Responsible use: Here, teachers aim at equipping learners with a positive attitude towards digital technologies and ensuring that learners know how to manage their physical, psychological and social well-being, e.g. in view of privacy issues, sharing personal information on social media platforms, or protection from cyberbullying. Such concerns could be turned into relevant project work in which learners move from gaining knowledge of an issue to concrete implementations.
Problem-solving: Within this dimension, teachers invest continuous efforts to help learners identify and solve technical problems, update their digital competence with regard to new arrivals in the technological and digital world, or transfer available knowledge to new situations. For foreign language education, it makes sense to negotiate and perform such tasks in the foreign language through providing appropriate language (e.g. ‘My device is not working properly.’ – ‘Maybe the batteries need recharging?’ – ‘Oh yes, that is the problem. Thank you.’).
Regarding information literacy, for example, learners may be good at finding information quickly but they need assistance in terms of how to assess the reliability of the sources of information and how to synthesize information from them. An Integrator (B1) can implement learning activities fostering this competence. A more strategic educator like an Expert (B2) would use a variety of pedagogic strategies to help learners combine information more critically and meaningfully, and more importantly, teach them how to quote sources in an appropriate way.

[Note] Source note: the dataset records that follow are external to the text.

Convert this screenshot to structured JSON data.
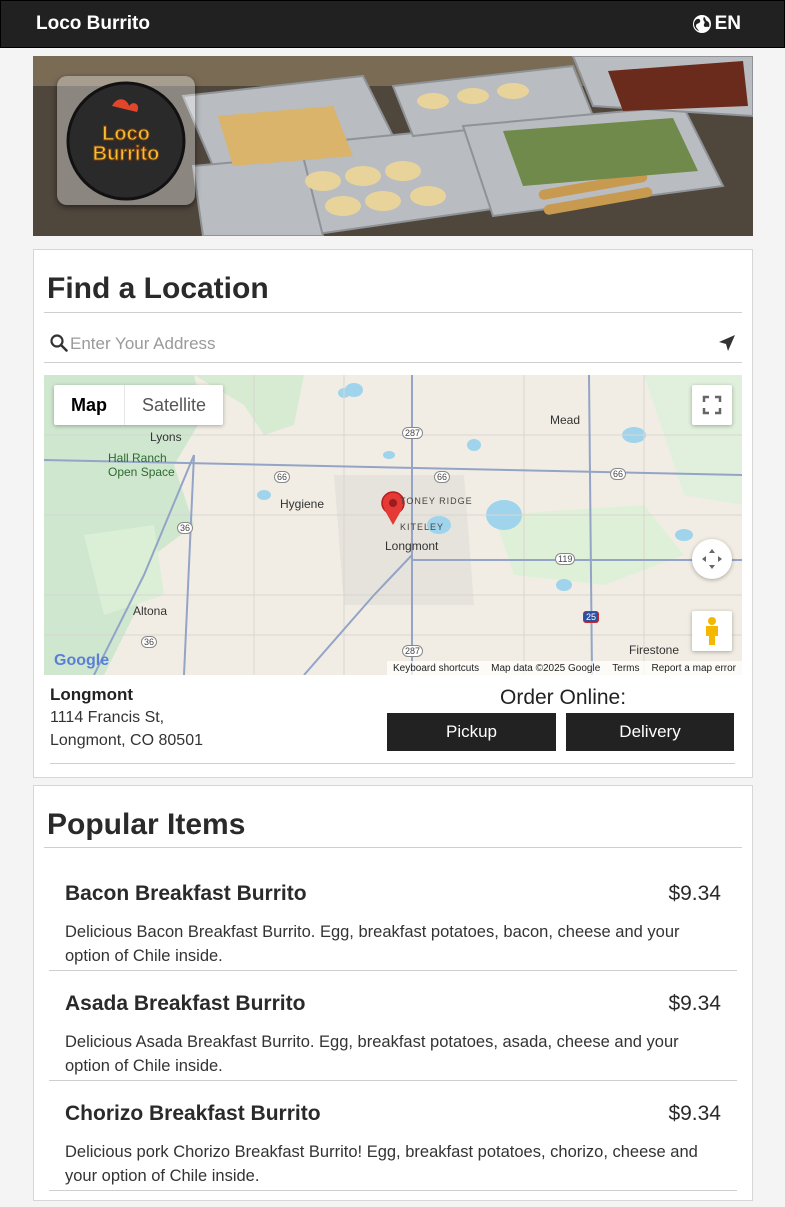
{
  "header": {
    "brand": "Loco Burrito",
    "language": "EN",
    "language_icon": "globe-icon"
  },
  "hero": {
    "logo_text_top": "Loco",
    "logo_text_bottom": "Burrito"
  },
  "locator": {
    "title": "Find a Location",
    "search": {
      "placeholder": "Enter Your Address",
      "value": ""
    },
    "map": {
      "type_tabs": [
        "Map",
        "Satellite"
      ],
      "active_tab": "Map",
      "places": [
        "Mead",
        "Lyons",
        "Hall Ranch Open Space",
        "Hygiene",
        "TONEY RIDGE",
        "KITELEY",
        "Longmont",
        "Altona",
        "Firestone"
      ],
      "route_shields": [
        "287",
        "66",
        "66",
        "66",
        "36",
        "119",
        "36",
        "287",
        "25"
      ],
      "google": "Google",
      "attribution": [
        "Keyboard shortcuts",
        "Map data ©2025 Google",
        "Terms",
        "Report a map error"
      ]
    },
    "location": {
      "name": "Longmont",
      "address_line1": "1114 Francis St,",
      "address_line2": "Longmont, CO 80501"
    },
    "order": {
      "label": "Order Online:",
      "pickup": "Pickup",
      "delivery": "Delivery"
    }
  },
  "popular": {
    "title": "Popular Items",
    "items": [
      {
        "name": "Bacon Breakfast Burrito",
        "price": "$9.34",
        "description": "Delicious Bacon Breakfast Burrito. Egg, breakfast potatoes, bacon, cheese and your option of Chile inside."
      },
      {
        "name": "Asada Breakfast Burrito",
        "price": "$9.34",
        "description": "Delicious Asada Breakfast Burrito. Egg, breakfast potatoes, asada, cheese and your option of Chile inside."
      },
      {
        "name": "Chorizo Breakfast Burrito",
        "price": "$9.34",
        "description": "Delicious pork Chorizo Breakfast Burrito! Egg, breakfast potatoes, chorizo, cheese and your option of Chile inside."
      }
    ]
  },
  "colors": {
    "header_bg": "#212121",
    "button_bg": "#222222",
    "marker": "#e53935"
  }
}
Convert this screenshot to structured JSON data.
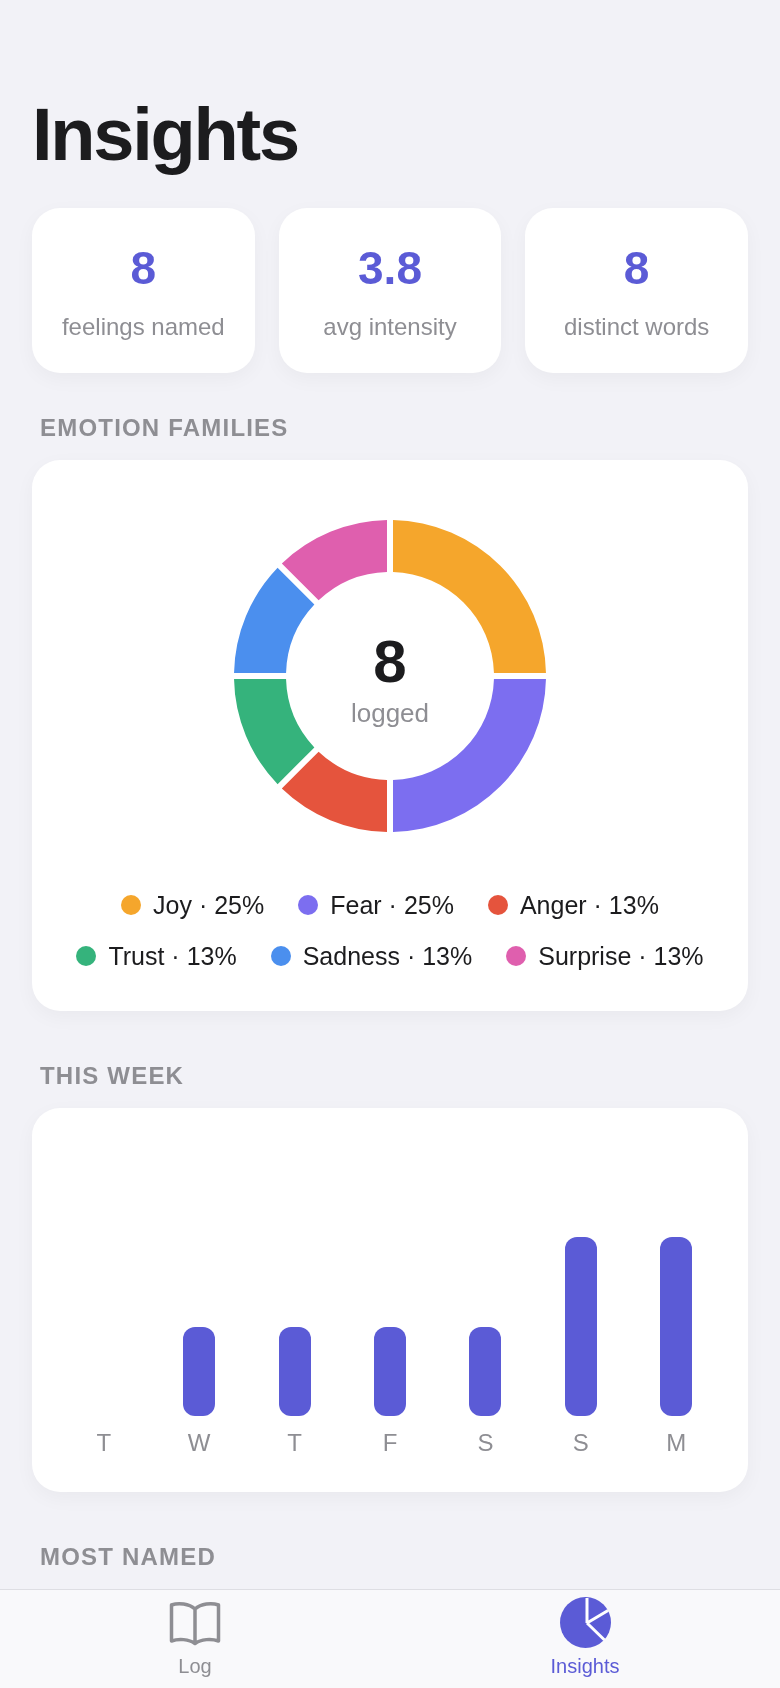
{
  "title": "Insights",
  "stats": [
    {
      "value": "8",
      "label": "feelings named"
    },
    {
      "value": "3.8",
      "label": "avg intensity"
    },
    {
      "value": "8",
      "label": "distinct words"
    }
  ],
  "emotion_families": {
    "title": "EMOTION FAMILIES",
    "center_value": "8",
    "center_label": "logged",
    "chart_data": {
      "type": "donut",
      "values": [
        25,
        25,
        12.5,
        12.5,
        12.5,
        12.5
      ]
    },
    "legend": [
      {
        "label": "Joy · 25%",
        "color": "#f5a62c"
      },
      {
        "label": "Fear · 25%",
        "color": "#7c6ef0"
      },
      {
        "label": "Anger · 13%",
        "color": "#e5543d"
      },
      {
        "label": "Trust · 13%",
        "color": "#35b37c"
      },
      {
        "label": "Sadness · 13%",
        "color": "#4b8fee"
      },
      {
        "label": "Surprise · 13%",
        "color": "#df5fae"
      }
    ]
  },
  "this_week": {
    "title": "THIS WEEK",
    "days": [
      "T",
      "W",
      "T",
      "F",
      "S",
      "S",
      "M"
    ]
  },
  "most_named": {
    "title": "MOST NAMED"
  },
  "tab_bar": {
    "items": [
      {
        "label": "Log",
        "selected": false
      },
      {
        "label": "Insights",
        "selected": true
      }
    ]
  }
}
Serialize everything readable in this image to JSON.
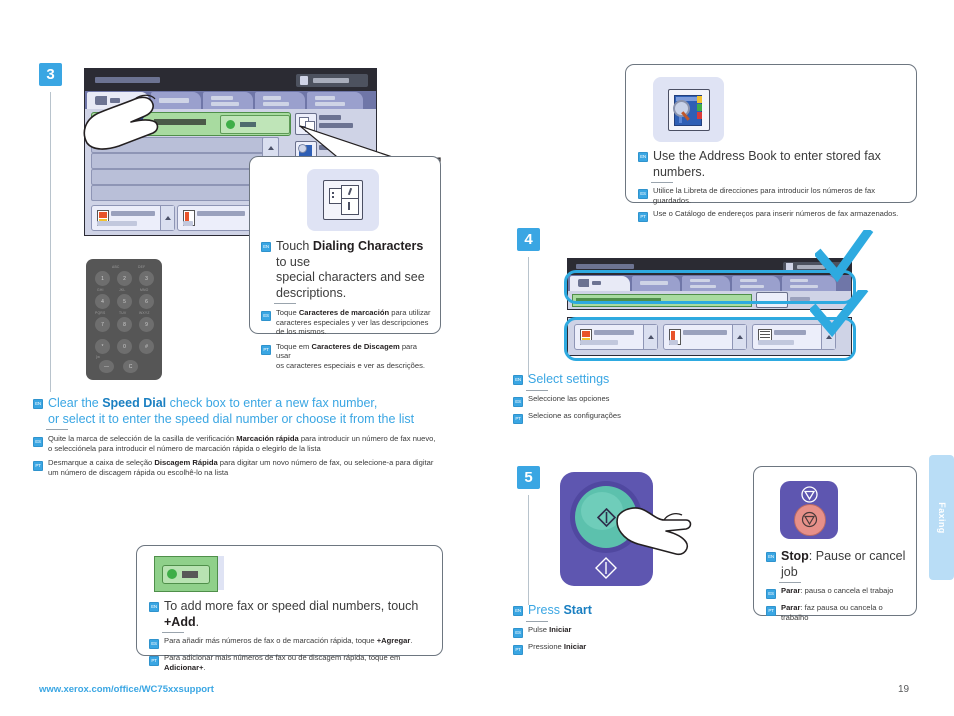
{
  "document": {
    "footer_url": "www.xerox.com/office/WC75xxsupport",
    "page_number": "19",
    "side_tab_label": "Faxing",
    "accent_blue": "#3aa6e3",
    "text_dark": "#231f20"
  },
  "languages": {
    "en": "EN",
    "es": "ES",
    "pt": "PT"
  },
  "steps": {
    "step3": {
      "number": "3"
    },
    "step4": {
      "number": "4",
      "en": "Select settings",
      "es": "Seleccione las opciones",
      "pt": "Selecione as configurações"
    },
    "step5": {
      "number": "5",
      "en_pre": "Press ",
      "en_bold": "Start",
      "es_pre": "Pulse ",
      "es_bold": "Iniciar",
      "pt_pre": "Pressione ",
      "pt_bold": "Iniciar"
    }
  },
  "callouts": {
    "dialing_characters": {
      "icon": "dialing-characters-icon",
      "en_1": "Touch ",
      "en_bold": "Dialing Characters",
      "en_2": " to use",
      "en_3": "special characters and see descriptions.",
      "es_1": "Toque ",
      "es_bold": "Caracteres de marcación",
      "es_2": " para utilizar",
      "es_3": "caracteres especiales y ver las descripciones",
      "es_4": "de los mismos.",
      "pt_1": "Toque em ",
      "pt_bold": "Caracteres de Discagem",
      "pt_2": " para usar",
      "pt_3": "os caracteres especiais e ver as descrições."
    },
    "address_book": {
      "icon": "address-book-icon",
      "en": "Use the Address Book to enter stored fax numbers.",
      "es": "Utilice la Libreta de direcciones para introducir los números de fax guardados.",
      "pt": "Use o Catálogo de endereços para inserir números de fax armazenados."
    },
    "add_button": {
      "icon": "add-fax-number-button",
      "en_1": "To add more fax or speed dial  numbers, touch ",
      "en_bold": "+Add",
      "en_2": ".",
      "es_1": "Para añadir más números de fax o de marcación rápida, toque ",
      "es_bold": "+Agregar",
      "es_2": ".",
      "pt_1": "Para adicionar mais números de fax ou de discagem rápida, toque em ",
      "pt_bold": "Adicionar+",
      "pt_2": "."
    },
    "stop": {
      "icon": "stop-button-icon",
      "en_bold": "Stop",
      "en_rest": ": Pause or cancel job",
      "es_bold": "Parar",
      "es_rest": ": pausa o cancela el trabajo",
      "pt_bold": "Parar",
      "pt_rest": ": faz pausa ou cancela o trabalho"
    }
  },
  "body_text": {
    "speed_dial": {
      "en_1": "Clear the ",
      "en_bold": "Speed Dial",
      "en_2": " check box to enter a new fax number,",
      "en_3": "or select it to enter the speed dial number or choose it from the list",
      "es_1": "Quite la marca de selección de la casilla de verificación ",
      "es_bold": "Marcación rápida",
      "es_2": " para introducir un número de fax nuevo,",
      "es_3": "o selecciónela para introducir el número de marcación rápida o elegirlo de la lista",
      "pt_1": "Desmarque a caixa de seleção ",
      "pt_bold": "Discagem Rápida",
      "pt_2": " para digitar um novo número de fax, ou selecione-a para digitar",
      "pt_3": "um número de discagem rápida ou escolhê-lo na lista"
    }
  },
  "keypad": {
    "keys": [
      "1",
      "2",
      "3",
      "4",
      "5",
      "6",
      "7",
      "8",
      "9",
      "*",
      "0",
      "#"
    ],
    "letters": [
      "",
      "ABC",
      "DEF",
      "GHI",
      "JKL",
      "MNO",
      "PQRS",
      "TUV",
      "WXYZ"
    ],
    "extra_keys": [
      "—",
      "C"
    ]
  }
}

digital competence: a life-long challenge for teachersAdmittedly, reading about the digital competence of educators in such a condensed way provides a heavyweight of information that needs to be processed and digested. Therefore, it might be advisable to understand this framework as an opportunity for continuous development – rather than the expectation that all of the 22 sub-dimensions of the six competence areas need to be fully developed all at once. Also, it needs to be said that not all teachers necessarily start at the lowest A1 level, in particular because they might bring many existing skills to their profession which can be fitted into the DigCompEdu framework. Also, not all teachers need to progress up to the C2 level, since this level is primarily concerned with transforming and innovating whole institutions, rather than individual classrooms and learner groups. While for practicing teachers the DigCompEdu can be a source for in-service training to stay up-to-date, pre-service teachers are faced with the challenge of acquiring digital competence already during their teacher education. To shed light on this particular situation, the following section presents how the DigCompEdu framework was explored with an empirical study on future teachers’ digital expertise and attitudes towards digital education. Another issue that may be raised and that we cannot follow any further here would lead to the question whether there may not only be progress but also regressing tendencies, or in other words, whether we are speaking about a necessarily unidirectional development or whether reverse tendencies might be possible, too.